Je m’arrête quand le collectif peut à nouveau décider
et tenir ses décisions sans moi.
Je suis Laurence Nérin, fondatrice de Stella et Performance.
Depuis plus de 15 ans, je travaille avec des directions confrontées à des décisions trop engageantes pour rester implicites
et trop coûteuses pour continuer à être différées.
I. Ce que je vois
Dans les organisations, ce ne sont pas les outils qui manquent.
Ce sont des sujets devenus difficiles à regarder en face.
Il y a ces tensions qu’on évite pour tenir.
Ces routines qui empêchent de trancher.
Ces certitudes qu’on ne questionne plus.
Et ce qu’on finit par ne plus voir du tout.
À force d’éviter, le collectif s’épuise.
Pas dans le conflit ouvert.
Dans la fatigue diffuse.
Pourtant, même les situations verrouillées ont des points d’appui.
Quand on regarde non pas pour rassurer, mais pour comprendre ce qui agit vraiment,
des leviers apparaissent, même là où tout semble figé.
Ce regard s’est forgé au croisement du conseil, du coaching et de l’opérationnel,
là où les situations sont complexes et les décisions doivent tenir.
C’est souvent là que le collectif se révèle.
Quand la décision se pose clairement,
les tensions cessent de s’installer.
II. Ce que je fais
Ce qui dérange n’est plus contourné.
Les décisions engageantes sont posées au bon endroit,
sur des hypothèses explicites et vérifiées,
et tenues dans la durée.
Quand les arbitrages se déplacent,
quand la responsabilité se dilue,
quand le collectif compense ce qui n’est plus tranché,
la responsabilité revient au bon niveau.
Clarifier la décision ne durcit pas le collectif.
Cela évite qu’il s’use à compenser en périphérie.
La direction retrouve sa capacité à décider,
à assumer,
et à porter publiquement ce qui engage le système.
Je tiens ce cadre de travail tant que c’est nécessaire.
Je m’en retire dès que le collectif peut décider sans moi.

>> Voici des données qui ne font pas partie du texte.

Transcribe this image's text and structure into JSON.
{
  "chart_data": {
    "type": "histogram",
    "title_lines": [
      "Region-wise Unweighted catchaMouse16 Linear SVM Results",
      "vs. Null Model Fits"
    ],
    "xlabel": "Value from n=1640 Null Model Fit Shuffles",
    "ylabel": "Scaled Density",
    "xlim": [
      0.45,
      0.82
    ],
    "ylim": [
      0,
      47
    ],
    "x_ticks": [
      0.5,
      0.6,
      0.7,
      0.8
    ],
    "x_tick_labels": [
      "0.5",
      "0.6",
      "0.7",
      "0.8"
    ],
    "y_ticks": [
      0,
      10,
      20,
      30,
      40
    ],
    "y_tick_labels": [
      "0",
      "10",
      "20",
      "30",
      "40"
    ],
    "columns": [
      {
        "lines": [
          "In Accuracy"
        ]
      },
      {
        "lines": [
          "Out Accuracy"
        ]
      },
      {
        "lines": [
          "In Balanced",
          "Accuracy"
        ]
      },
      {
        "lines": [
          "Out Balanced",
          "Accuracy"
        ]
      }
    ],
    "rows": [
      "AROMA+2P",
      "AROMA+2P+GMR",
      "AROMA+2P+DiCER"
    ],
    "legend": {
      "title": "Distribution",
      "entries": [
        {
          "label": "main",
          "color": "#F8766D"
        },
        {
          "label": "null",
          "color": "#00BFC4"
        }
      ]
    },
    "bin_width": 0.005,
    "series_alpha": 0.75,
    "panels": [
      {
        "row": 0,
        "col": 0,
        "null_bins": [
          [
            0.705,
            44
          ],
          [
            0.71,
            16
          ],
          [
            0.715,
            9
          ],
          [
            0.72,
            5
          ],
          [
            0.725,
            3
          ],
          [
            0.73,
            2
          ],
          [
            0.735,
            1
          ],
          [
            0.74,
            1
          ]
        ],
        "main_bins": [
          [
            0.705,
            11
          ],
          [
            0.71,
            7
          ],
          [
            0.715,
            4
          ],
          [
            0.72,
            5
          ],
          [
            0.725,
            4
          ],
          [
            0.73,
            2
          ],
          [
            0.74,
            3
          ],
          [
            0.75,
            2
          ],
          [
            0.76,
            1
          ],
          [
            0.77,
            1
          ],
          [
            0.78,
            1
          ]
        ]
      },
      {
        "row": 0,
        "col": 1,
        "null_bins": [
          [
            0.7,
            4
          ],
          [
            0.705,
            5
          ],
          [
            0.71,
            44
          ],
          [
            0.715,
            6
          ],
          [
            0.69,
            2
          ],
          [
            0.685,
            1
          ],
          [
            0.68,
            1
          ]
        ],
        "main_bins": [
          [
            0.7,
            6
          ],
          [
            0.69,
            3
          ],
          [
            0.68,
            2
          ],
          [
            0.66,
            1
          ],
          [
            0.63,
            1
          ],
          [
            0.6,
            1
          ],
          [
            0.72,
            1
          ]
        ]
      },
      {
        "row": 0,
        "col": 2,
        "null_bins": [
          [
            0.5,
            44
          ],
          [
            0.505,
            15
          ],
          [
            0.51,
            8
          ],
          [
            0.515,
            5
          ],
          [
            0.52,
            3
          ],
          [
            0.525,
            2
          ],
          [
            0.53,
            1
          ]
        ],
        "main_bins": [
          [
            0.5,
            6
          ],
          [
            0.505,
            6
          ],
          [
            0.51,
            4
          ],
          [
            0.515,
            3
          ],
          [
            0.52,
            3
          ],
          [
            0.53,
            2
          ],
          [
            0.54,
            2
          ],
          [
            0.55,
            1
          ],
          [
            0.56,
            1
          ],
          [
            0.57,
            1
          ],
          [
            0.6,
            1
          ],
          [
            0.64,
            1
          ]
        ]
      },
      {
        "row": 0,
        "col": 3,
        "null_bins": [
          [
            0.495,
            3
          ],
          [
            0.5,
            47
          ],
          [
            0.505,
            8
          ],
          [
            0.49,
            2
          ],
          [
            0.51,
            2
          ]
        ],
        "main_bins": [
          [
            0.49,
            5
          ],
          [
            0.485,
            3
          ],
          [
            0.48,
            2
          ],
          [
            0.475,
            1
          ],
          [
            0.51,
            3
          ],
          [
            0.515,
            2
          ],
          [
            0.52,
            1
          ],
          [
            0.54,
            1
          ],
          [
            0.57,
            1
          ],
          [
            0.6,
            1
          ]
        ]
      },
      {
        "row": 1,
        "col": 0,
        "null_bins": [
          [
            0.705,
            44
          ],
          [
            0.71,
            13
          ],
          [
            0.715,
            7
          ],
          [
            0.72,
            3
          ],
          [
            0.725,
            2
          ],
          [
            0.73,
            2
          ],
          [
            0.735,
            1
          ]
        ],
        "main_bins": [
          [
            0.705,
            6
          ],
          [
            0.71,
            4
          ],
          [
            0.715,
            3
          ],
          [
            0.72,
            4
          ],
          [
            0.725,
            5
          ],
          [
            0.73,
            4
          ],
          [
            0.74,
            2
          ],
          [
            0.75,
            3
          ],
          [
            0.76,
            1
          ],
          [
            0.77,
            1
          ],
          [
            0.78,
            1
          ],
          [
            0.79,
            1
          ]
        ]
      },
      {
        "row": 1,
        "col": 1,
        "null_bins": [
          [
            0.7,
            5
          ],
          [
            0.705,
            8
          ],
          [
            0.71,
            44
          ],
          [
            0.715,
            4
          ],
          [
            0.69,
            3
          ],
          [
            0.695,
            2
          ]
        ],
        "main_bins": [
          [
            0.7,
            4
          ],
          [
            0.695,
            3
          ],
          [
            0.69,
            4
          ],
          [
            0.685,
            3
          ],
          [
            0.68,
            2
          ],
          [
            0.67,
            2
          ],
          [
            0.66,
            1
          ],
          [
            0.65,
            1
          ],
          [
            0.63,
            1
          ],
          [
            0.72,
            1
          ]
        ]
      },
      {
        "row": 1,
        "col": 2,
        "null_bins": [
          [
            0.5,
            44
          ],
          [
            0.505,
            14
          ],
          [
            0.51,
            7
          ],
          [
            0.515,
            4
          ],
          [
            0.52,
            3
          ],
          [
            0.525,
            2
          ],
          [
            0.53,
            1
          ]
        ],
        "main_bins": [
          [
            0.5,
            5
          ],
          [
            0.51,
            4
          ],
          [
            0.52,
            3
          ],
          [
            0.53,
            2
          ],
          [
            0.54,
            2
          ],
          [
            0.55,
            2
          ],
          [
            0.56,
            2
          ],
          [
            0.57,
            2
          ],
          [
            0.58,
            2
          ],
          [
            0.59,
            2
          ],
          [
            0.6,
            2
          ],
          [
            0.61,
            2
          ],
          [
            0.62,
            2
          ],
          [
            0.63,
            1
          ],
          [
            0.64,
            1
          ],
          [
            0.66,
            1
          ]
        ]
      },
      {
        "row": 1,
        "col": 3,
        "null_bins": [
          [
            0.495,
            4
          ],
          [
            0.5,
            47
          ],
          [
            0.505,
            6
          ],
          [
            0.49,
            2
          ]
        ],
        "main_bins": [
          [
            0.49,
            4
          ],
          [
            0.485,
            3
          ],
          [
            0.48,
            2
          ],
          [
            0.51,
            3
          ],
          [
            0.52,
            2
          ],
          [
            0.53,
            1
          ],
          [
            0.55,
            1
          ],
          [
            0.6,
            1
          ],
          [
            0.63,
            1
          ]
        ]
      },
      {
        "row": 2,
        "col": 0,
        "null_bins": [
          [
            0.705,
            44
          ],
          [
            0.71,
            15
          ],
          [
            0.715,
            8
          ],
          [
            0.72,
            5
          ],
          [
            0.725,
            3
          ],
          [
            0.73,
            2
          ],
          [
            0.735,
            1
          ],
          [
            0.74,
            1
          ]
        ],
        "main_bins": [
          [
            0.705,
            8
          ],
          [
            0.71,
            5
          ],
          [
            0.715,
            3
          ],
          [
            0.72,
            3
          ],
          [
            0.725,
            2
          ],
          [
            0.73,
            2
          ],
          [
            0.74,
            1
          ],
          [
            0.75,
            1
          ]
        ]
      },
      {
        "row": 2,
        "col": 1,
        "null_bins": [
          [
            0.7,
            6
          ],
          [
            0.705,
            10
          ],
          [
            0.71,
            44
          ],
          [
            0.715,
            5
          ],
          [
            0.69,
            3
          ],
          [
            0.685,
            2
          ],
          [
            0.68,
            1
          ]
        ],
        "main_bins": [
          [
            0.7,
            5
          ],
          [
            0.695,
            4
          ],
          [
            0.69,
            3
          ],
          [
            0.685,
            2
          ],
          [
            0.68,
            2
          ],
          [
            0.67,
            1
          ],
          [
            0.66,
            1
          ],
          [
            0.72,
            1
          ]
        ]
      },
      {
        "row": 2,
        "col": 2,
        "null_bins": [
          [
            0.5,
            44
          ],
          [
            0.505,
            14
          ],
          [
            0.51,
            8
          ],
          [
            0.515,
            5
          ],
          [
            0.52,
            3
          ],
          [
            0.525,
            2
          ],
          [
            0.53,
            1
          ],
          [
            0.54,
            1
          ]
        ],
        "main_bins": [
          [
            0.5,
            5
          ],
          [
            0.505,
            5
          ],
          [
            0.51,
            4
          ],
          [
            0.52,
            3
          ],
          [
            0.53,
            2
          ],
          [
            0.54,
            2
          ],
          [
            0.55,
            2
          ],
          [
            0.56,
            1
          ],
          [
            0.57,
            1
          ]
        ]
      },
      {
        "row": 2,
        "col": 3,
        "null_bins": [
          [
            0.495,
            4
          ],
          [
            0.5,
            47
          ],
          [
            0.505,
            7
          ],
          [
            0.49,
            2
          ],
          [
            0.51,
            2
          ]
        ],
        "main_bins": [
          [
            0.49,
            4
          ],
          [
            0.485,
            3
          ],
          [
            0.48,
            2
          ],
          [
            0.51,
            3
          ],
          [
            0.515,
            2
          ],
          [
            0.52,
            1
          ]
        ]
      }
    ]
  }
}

C’est à cet endroit précis
que les projets cessent de tourner à vide
et que la performance redevient une conséquence,
pas un objectif plaqué.
III. Ce que j'apporte
J’interviens au niveau stratégique,
là où les décisions engagent réellement.
Je rends visible ce qui est devenu flou.
Je remets du mouvement là où les arbitrages se sont figés.
Je rétablis de la cohérence là où la responsabilité s’est fragmentée.
On ne s’arrête pas au moment où la tension apparaît.
On va jusqu’à ce que l’arbitrage soit posé et assumé.
Parce qu’une décision à moitié prise finit toujours par coûter à tout le monde.
Ma ligne : que les décisions produisent des effets réels.
Cette posture s’est forgée dans des contextes où les décisions avaient un coût.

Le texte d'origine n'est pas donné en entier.